Determine the horizontal asymptotes

Horizontal asymptotes depend on the degrees of the polynomials in the numerator and denominator. If their degrees are the same, then the horizontal asymptote is \( y = \frac{a}{b} \) where \( a \) and \( b \) are the leading coefficients. In this function, both the numerator and the denominator have degree 2. The leading coefficients are \(-3\) and \(5\), respectively. Hence, the horizontal asymptote is \( y = \frac{-3}{5} \).

Key concepts

Vertical Asymptotes

When we talk about vertical asymptotes in a rational function like \( f(x) = \frac{-3x^2 - 9x - 6}{5x^2 - 10x - 15} \), we are looking for values of \( x \) where the function is undefined. These occur at the zeros of the denominator.

To find vertical asymptotes, set the denominator equal to zero and solve for \( x \):
\[ 5x^2 - 10x - 15 = 0 \]
Factor the quadratic expression:

• Start by factoring out the greatest common factor: \( 5(x^2 - 2x - 3) \).
  
• Further factor the expression: \( (x - 3)(x + 1) \).
  

By setting each factor equal to zero, we find:

• \( x - 3 = 0 \) leads to \( x = 3 \)
  
• \( x + 1 = 0 \) leads to \( x = -1 \)
  

Thus, vertical asymptotes are at \( x = 3 \) and \( x = -1 \).

These asymptotes represent values where the graph of the function will sharply approach but never actually touch, showing infinite behavior at these points.

Horizontal Asymptotes

Horizontal asymptotes indicate the behavior of a function as \( x \) approaches positive or negative infinity. For rational functions, the degree of the numerator and the degree of the denominator play a critical role.
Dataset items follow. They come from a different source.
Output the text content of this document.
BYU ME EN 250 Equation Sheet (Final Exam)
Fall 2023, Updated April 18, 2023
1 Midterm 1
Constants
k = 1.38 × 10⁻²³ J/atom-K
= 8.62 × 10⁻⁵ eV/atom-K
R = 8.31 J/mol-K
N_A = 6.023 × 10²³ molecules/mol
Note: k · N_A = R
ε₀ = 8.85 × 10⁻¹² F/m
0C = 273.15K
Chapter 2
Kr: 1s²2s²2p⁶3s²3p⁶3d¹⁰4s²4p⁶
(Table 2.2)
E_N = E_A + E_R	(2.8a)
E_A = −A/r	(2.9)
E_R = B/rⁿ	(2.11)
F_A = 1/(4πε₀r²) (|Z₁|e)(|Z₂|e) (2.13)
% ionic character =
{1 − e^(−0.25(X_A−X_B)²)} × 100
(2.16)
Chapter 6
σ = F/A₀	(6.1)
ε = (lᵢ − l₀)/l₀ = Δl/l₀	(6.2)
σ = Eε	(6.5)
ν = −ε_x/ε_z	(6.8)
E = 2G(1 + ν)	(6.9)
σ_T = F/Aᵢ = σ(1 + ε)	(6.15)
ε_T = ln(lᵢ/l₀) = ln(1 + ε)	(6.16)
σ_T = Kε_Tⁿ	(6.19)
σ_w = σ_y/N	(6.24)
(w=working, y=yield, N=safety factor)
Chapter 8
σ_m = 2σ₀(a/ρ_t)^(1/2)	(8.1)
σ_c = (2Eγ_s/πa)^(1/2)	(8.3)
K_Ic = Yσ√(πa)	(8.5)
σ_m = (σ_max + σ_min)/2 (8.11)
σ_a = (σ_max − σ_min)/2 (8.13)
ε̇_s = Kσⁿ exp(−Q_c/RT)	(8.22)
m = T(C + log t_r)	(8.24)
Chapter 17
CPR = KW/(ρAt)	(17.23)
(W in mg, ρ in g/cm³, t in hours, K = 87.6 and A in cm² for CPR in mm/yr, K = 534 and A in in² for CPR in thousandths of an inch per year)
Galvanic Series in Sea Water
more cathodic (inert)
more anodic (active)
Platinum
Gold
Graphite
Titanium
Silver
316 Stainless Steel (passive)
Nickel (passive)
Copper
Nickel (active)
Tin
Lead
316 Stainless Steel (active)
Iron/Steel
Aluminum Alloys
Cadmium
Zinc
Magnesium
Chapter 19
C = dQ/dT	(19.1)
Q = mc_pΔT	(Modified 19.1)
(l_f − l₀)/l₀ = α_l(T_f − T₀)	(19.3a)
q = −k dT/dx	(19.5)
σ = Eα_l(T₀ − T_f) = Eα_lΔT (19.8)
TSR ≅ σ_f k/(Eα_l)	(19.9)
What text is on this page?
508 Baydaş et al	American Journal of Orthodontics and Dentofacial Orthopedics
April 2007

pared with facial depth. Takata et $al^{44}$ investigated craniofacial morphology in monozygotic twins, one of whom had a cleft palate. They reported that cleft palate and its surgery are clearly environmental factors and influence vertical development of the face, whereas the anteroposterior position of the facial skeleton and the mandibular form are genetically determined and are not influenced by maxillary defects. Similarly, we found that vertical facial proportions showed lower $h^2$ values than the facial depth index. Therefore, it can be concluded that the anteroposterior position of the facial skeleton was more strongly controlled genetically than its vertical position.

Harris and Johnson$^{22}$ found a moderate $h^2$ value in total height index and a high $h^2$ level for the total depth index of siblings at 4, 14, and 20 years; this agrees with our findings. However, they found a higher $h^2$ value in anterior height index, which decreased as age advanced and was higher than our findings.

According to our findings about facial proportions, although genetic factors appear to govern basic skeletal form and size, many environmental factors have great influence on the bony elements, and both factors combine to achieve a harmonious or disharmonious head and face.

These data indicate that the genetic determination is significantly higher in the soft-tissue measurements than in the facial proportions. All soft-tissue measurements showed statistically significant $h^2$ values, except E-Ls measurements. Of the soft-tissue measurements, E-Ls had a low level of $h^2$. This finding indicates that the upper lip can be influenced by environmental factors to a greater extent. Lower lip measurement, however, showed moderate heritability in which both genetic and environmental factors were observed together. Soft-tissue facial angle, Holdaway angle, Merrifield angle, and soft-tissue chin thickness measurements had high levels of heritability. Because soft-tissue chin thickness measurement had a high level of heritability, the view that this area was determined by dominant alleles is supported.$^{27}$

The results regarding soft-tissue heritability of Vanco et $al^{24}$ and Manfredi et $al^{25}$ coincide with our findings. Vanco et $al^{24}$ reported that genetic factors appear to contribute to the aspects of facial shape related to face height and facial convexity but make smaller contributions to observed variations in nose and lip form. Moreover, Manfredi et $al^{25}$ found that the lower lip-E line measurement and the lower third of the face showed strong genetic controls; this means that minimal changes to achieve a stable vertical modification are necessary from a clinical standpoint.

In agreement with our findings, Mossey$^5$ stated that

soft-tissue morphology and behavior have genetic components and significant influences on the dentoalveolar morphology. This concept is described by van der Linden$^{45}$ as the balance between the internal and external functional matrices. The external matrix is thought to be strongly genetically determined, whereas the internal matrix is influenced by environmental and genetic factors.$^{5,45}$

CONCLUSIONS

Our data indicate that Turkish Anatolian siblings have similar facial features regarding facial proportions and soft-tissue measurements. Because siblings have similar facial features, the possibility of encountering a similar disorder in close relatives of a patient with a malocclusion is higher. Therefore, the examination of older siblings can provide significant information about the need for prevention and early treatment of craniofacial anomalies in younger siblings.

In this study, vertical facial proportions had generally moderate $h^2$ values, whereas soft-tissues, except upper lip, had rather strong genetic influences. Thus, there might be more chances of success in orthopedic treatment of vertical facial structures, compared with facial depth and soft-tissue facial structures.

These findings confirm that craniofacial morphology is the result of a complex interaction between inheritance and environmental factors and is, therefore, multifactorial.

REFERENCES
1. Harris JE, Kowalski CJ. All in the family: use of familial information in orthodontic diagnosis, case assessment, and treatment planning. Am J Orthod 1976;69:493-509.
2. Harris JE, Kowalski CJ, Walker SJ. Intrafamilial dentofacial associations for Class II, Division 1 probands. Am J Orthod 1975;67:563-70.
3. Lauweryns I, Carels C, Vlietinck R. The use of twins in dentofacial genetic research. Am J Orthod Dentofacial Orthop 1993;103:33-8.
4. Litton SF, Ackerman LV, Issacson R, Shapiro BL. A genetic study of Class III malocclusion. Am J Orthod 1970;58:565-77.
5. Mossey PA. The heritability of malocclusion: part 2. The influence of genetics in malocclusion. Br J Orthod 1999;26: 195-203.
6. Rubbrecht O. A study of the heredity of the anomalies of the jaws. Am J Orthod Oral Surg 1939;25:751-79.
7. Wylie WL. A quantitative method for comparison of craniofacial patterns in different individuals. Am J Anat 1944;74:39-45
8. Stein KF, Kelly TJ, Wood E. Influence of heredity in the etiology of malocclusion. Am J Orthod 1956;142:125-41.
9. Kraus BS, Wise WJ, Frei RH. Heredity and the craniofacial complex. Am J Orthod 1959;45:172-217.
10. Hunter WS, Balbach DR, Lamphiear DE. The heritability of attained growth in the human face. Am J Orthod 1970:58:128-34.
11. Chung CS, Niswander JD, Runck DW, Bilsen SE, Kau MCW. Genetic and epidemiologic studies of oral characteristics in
In the function \( f(x) = \frac{-3x^2 - 9x - 6}{5x^2 - 10x - 15} \), the degree of both the numerator and denominator is 2. This means we have a specific rule:

• If the degree of the numerator equals the degree of the denominator, the horizontal asymptote is \( y = \frac{a}{b} \), where \( a \) and \( b \) are the leading coefficients of the numerator and denominator, respectively.
  

Here, the leading coefficient in the numerator is \(-3\) and in the denominator is \(5\). Therefore, the horizontal asymptote is given by:
\[ y = \frac{-3}{5} \]

This tells us that as \( x \) progresses towards infinity in either direction, the value of \( f(x) \) will approach \( \frac{-3}{5} \), giving us a y-value the graph will tend to flatten towards but not cross.

Rational Functions

Rational functions are a key concept in algebra, defined as the ratio of two polynomials. In general, a rational function has the form:
\[ f(x) = \frac{P(x)}{Q(x)} \]
where \( P(x) \) and \( Q(x) \) are polynomials. The domain of rational functions excludes any values of \( x \) that make \( Q(x) = 0 \), as these lead to undefined expressions.

Rational functions can exhibit different types of asymptotes:

• Vertical asymptotes happen where the denominator is zero but the numerator is not, resulting in undefined behavior.
  
• Horizontal or slant asymptotes describe the end behavior of the function as \( x \) approaches infinity.
  

These features are key to sketching the graph of the function. Understanding this helps students predict how the function behaves, aligns approaching lines, and highlights areas where the function won't return a defined value.